Pada akhir masa perlakuan (umur tikus 210 hari), semua tikus dikorbankan dengan cara dislokasi tulang leher. Kemudian dilakukan nekropsi untuk pengambilan kerangka tulang dan melihat perubahan patologi anatomi pada organ hati, ginjal, dan kelenjar paratiroid yang mungkin terjadi. Pengamatan selanjutnya adalah pemeriksaan radiografi terhadap kondisi tulang yang dilakukan setelah organ visceral dikeluarkan. Semua organ termasuk tulang diambil dan difiksasi dengan larutan formalin 10 %, untuk proses

pembuatan sediaan histologi. Selanjutnya ossa radius-ulna kiri dan serta ossa vertebrae lumbales II-V diambil untuk dianalisis kadar kalsium dan fosfor.

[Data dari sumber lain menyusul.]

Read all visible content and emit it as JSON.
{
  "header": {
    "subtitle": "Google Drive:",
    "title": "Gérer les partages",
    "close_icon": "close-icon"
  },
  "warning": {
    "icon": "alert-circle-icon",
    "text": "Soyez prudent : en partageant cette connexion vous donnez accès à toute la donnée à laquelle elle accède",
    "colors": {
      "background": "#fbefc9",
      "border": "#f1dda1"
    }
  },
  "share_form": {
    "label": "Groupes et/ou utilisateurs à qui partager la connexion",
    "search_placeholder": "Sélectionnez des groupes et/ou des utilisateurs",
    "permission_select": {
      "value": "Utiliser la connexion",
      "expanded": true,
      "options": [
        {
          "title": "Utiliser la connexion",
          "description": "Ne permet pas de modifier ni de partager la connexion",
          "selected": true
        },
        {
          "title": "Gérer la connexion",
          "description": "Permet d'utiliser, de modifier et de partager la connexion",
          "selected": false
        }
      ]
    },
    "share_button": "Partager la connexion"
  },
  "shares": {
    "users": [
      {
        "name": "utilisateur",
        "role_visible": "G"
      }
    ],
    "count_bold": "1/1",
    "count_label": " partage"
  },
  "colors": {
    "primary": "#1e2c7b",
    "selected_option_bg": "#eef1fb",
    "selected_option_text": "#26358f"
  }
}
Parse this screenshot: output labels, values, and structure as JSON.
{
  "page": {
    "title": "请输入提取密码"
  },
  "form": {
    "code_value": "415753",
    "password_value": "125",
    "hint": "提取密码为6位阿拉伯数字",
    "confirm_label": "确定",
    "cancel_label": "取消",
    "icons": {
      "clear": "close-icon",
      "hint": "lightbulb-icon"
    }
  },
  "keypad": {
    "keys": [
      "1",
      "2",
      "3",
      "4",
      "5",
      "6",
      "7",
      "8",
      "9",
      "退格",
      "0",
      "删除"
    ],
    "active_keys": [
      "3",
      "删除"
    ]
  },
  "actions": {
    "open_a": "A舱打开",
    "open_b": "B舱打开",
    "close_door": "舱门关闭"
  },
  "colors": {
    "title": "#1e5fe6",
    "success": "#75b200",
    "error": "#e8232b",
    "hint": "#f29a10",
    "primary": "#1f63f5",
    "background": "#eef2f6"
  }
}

Ossa tibia-fibula kanan, ginjal, hati, dan kelenjar paratiroid diambil untuk pembuatan sediaan histologis. Sampel ossa tibia-fibula difiksasi dalam larutan pengawet paraformaldehid 4 % dan dilakukan dekalsifikasi dalam larutan asam nitrat 5 %, selanjutnya tulang diproses dengan metode histokimia standar (Humason 1967) dan ditanam dalam blok parafin. Sayatan jaringan ginjal, hati, dan kelenjar paratiroid serta ossa tibia-fibula diwarnai dengan pewarnaan HE (Humason 1967), selanjutnya ossa tibia-fibula juga diwarnai dengan pewarnaan MT (Kiernan 1990) (Lampiran 8).